改訂新版 世界大百科事典 「ケイ藻土」の意味・わかりやすい解説
ケイ(珪)藻土 (けいそうど)
diatomite
ケイ藻の遺骸が,海底,湖沼底などに沈積して形成されたケイ質堆積岩で,粘土,火山灰,有機物などを含む。未固結のものはケイ藻軟泥といわれる。ケイ藻土は,吸収材,吸着材,脱脂材,ろ過材,断熱煉瓦材,セメント混和材,充てん材,研磨材などに用いられる。ケイ藻土は不純物を含むので,使用目的に合った精製処理が行われる。
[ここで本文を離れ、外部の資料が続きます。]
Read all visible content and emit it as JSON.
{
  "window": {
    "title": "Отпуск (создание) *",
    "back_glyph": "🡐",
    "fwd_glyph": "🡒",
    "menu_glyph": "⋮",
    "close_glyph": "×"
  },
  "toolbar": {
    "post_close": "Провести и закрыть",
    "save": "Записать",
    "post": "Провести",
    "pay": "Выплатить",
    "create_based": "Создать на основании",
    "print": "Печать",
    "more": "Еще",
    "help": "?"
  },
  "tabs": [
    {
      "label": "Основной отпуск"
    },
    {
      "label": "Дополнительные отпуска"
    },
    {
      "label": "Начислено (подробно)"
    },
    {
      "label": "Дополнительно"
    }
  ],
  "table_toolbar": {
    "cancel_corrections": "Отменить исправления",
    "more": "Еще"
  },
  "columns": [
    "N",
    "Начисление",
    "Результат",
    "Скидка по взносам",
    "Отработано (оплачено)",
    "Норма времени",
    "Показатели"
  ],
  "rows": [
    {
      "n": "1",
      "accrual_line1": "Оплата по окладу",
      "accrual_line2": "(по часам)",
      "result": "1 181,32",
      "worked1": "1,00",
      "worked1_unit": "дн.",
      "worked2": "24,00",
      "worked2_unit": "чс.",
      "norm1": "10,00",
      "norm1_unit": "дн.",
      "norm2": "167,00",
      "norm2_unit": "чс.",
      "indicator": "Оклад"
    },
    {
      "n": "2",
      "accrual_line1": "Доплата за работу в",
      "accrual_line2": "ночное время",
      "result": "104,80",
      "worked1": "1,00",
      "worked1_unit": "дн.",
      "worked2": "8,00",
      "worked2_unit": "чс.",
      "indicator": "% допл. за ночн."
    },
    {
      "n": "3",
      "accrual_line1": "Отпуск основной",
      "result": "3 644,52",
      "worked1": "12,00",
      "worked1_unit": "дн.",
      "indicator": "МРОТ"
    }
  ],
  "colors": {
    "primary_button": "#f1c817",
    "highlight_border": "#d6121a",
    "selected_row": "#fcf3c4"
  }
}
一般に,砂などの不純物の除去には水簸(すいひ)処理,有機物除去には煆焼(かしよう)処理,鉄分除去には脱鉄処理,ゴム,紙,顔料の充てん用の白色化(脱色化)には酸処理あるいは水ガラスと混合しての焼成処理を行う。また使用法により,粉砕,球状成形,型抜成形などの処理が行われる。
ケイ藻自体の化学組成は,SiO2(96.16%),Al2O3+Fe2O3(1.80%),強熱減量1.98%であるが,ケイ藻土は一般にSiO2が85~95%程度で,ほかに鉄,アルミニウム,カルシウム,マグネシウムなどを含む。純粋のケイ藻土は石英と同じ耐火度を示す。酸化鉄が1~1.5%を超すと焼成物は着色し,ろ過に対しては不適当である。ろ過材としての利用では,形態も問題となり,針状の殻からできているケイ藻土は,ろ過効果は大きいが,ろ過速度は小さくなり,大きな四角形の形態をもつものは,この逆の効果を示す。ケイ藻土の吸収能はケイ藻土の気孔率によって定まり,殻の気孔中に他の物質が入っていたり,殻が破壊されていると吸収能も小さくなる。
アメリカ,ソ連では白亜紀の地層中からも報告されているが,日本では第三紀,第四紀の地層から産する。主な産地は秋田県鷹巣,宮城県円田村(現,蔵王町),石川県能登,岡山県八束,大分県豊後中村である。